Sprint is enforcing more layoffs.
The Overland, Kan.-based wireless provider on Thursday said in a filing with the Securities and Exchange Commission that "implementation of a workforce reduction plan" began Jan. 16 and will continue through June 30.
The company said it is trying to cut costs "and better meet the changing dynamics of the marketplace." Sprint is the third-largest wireless operator in the United States and faces stiff competition from No. 1 Verizon Wireless and No. 2 AT&T.
To help combat the pressure, Sprint's majority owner, Japan's SoftBank, is said to be trying to buy T-Mobile USA, despite the anticipated intense regulatory and industry scrutiny. Layoffs often come before a merger or acquisition takes place but Sprint told the Kansas City Star late last week that the cuts have to do with efficiencies, not SoftBank. For example, people have used smartphones for long enough that they don't need as much help from customer service reps, a Sprint spokesman said.
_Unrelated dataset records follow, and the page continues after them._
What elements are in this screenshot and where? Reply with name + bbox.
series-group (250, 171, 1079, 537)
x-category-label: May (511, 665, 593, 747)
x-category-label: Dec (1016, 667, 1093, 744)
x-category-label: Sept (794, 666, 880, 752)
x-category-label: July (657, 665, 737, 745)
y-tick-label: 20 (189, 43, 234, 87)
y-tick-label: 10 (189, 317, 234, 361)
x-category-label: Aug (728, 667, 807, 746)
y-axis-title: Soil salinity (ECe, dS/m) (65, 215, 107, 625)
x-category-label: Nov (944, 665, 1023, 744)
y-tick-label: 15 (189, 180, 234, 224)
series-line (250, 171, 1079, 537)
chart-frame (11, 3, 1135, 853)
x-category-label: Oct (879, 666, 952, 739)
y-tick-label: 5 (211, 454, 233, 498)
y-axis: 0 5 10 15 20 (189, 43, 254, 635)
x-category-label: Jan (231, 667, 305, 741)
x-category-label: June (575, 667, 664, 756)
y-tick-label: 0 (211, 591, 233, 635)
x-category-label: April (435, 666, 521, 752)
Sprint expects to pay about $165 million for severance and related costs; that charge would be applied to its fourth-quarter 2013 results. Sprint did not specify in the filing how many jobs it plans to eliminate, or in which divisions. The Kansas City Star reported that up to 500 management and non-management jobs could be impacted, as well as a number of less-profitable retail stores.
Sprint has laid off thousands of people over the years. The most recent round came last summer, after the SoftBank deal was completed.